The Atlanta Journal-Constitution reported Sunday that Georgia is expected to announce a plan this summer that would dramatically expand the use of for-profit insurance companies in a new approach to managing Medicaid in Georgia.
Georgia’s Medicaid program costs $7.8 billion annually with the federal government covering seventy-five percent of the cost. Georgia pays approximately $2.3 billion dollars in Medicaid coverage. The federal matching dollar rate in Georgia is one of the highest in the country. This matching rate is based upon state poverty rates. Georgia predicts that this year Medicaid will have a $350 billion dollar deficit with projections to double in three years. David Cook of the Georgia Department of Community Health maintains that, “the current Medicaid program cannot be sustained.”
Roughly two out of ten citizens in Georgia receive Medicaid. The aged, blind and disabled make -up twenty-five percent of the two million Georgia residents receiving Medicaid. However, this group accounts for over half of all Medicaid spending. The bulk of costs for the elderly and disabled tend to come from long-term care.
State legislatures report that Medicaid costs are expanding and putting increasing pressure on state budgets. Legislatures attribute the cause to rising health care costs and an increase in enrollment numbers due to the stagnant economy. Medicaid enrollment in Georgia grew 9.5% from 2009 to 2010. Medicaid enrollment grew in every state during the same period. At the same time, the economic downturn means that state budgets are experiencing shortfalls, making it harder to meet Medicaid needs. In other words, as tax revenues dip, Medicaid enrollment swells. Conversely, when state revenue grows due to a strong economy, Medicaid needs diminish.
Persons with disabilities who are receiving Medicaid are doing so through a program called Supplemental Security Income (SSI). The SSI program covers disabled workers whose income and assets meet stringent resource tests. Unlike Social Security Disability Insurance, SSI is not dependent on years of paying into the disability insurance program through FICA taxes to qualify. SSI is a need-based program.
In an effort to restrain rising costs, many states are considering allowing for-profit managed companies to run the Medicaid program. Federal law prohibits states from lowering Medicaid eligibility. However, states can apply for waivers to test new or existing ways to deliver or pay for health care services in Medicaid and the Children’s Health Insurance Program (CHIP) programs. Under Section 1115, states can apply for program flexibility to test new or existing approaches to financing and delivering Medicaid and CHIP services. Under section 1915(b), states can apply for waivers to provide services through managed care systems.

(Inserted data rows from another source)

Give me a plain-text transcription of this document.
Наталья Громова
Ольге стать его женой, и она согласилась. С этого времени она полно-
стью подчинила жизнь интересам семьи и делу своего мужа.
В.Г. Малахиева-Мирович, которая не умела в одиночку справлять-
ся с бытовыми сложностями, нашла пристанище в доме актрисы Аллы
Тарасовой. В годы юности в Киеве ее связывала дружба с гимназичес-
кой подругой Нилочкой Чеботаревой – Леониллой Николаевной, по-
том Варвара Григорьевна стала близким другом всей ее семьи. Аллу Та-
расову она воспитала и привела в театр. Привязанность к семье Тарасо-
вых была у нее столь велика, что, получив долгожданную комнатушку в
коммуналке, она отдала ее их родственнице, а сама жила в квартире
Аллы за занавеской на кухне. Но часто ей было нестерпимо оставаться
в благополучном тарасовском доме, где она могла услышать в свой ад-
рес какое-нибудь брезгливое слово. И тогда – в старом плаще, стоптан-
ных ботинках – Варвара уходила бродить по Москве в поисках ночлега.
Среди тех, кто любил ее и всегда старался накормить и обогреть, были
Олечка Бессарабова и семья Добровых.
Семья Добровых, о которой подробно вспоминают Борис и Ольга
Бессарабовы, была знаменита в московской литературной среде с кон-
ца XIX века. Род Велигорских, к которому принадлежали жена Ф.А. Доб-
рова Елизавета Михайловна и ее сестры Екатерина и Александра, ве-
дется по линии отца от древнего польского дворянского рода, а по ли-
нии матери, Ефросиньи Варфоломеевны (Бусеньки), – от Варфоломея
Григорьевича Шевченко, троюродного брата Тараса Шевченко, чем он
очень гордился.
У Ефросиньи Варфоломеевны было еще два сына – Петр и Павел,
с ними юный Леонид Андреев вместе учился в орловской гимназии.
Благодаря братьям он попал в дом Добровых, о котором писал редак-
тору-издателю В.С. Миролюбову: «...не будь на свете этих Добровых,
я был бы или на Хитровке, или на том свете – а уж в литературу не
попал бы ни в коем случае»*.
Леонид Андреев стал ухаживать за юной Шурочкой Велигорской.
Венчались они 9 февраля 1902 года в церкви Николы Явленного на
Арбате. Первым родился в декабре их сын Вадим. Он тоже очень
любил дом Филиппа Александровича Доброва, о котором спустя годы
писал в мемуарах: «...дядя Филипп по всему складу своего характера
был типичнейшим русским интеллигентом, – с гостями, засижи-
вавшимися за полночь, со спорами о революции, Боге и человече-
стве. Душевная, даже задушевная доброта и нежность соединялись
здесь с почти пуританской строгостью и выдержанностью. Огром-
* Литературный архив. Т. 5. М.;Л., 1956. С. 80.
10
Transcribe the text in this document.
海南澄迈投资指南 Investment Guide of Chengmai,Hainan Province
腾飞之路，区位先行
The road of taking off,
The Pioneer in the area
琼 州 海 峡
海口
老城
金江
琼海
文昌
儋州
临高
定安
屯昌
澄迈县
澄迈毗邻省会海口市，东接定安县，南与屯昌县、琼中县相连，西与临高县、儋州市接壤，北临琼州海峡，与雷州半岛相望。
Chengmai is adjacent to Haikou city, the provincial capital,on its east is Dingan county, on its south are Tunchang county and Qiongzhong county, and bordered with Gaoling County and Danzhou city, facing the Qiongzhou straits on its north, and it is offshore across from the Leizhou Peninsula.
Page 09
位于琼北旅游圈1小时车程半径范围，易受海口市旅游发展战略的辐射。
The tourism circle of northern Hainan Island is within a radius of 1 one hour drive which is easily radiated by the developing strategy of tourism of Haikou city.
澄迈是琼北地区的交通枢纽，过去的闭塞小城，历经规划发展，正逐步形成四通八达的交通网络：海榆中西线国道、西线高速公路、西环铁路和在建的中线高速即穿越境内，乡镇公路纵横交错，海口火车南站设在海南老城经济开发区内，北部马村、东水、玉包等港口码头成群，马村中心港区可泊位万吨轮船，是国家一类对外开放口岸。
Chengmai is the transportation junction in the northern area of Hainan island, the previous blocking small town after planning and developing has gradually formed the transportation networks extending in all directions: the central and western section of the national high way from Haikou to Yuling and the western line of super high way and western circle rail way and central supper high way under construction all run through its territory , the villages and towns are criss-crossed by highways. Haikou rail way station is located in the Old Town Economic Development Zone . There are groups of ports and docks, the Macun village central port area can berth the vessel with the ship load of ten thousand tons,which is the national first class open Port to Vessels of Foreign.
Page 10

Many health care advocates and medical providers question whether for-profit companies in a Medicaid model can improve care, spend less and earn a profit, particularly when provider payments are at the lowest level already. States that have implemented cost-cutting measures and/or hired for-profit managed care companies to run Medicaid programs instituted reforms such as charging higher co-pays to dissuade recipients from “unnecessary” treatments.
A significant body of research shows that while cost-sharing ideas (co-pays) may reduce Medicaid costs, they also create barriers to treatment for low-income populations. Shifting costs onto the population Medicaid was meant to serve – those who can least afford it – should not be an option. Those with permanent disabilities are often the most affected by Medicaid cuts. A chronic, medically disabling condition means one cannot return the workforce no matter what the state of the national economy.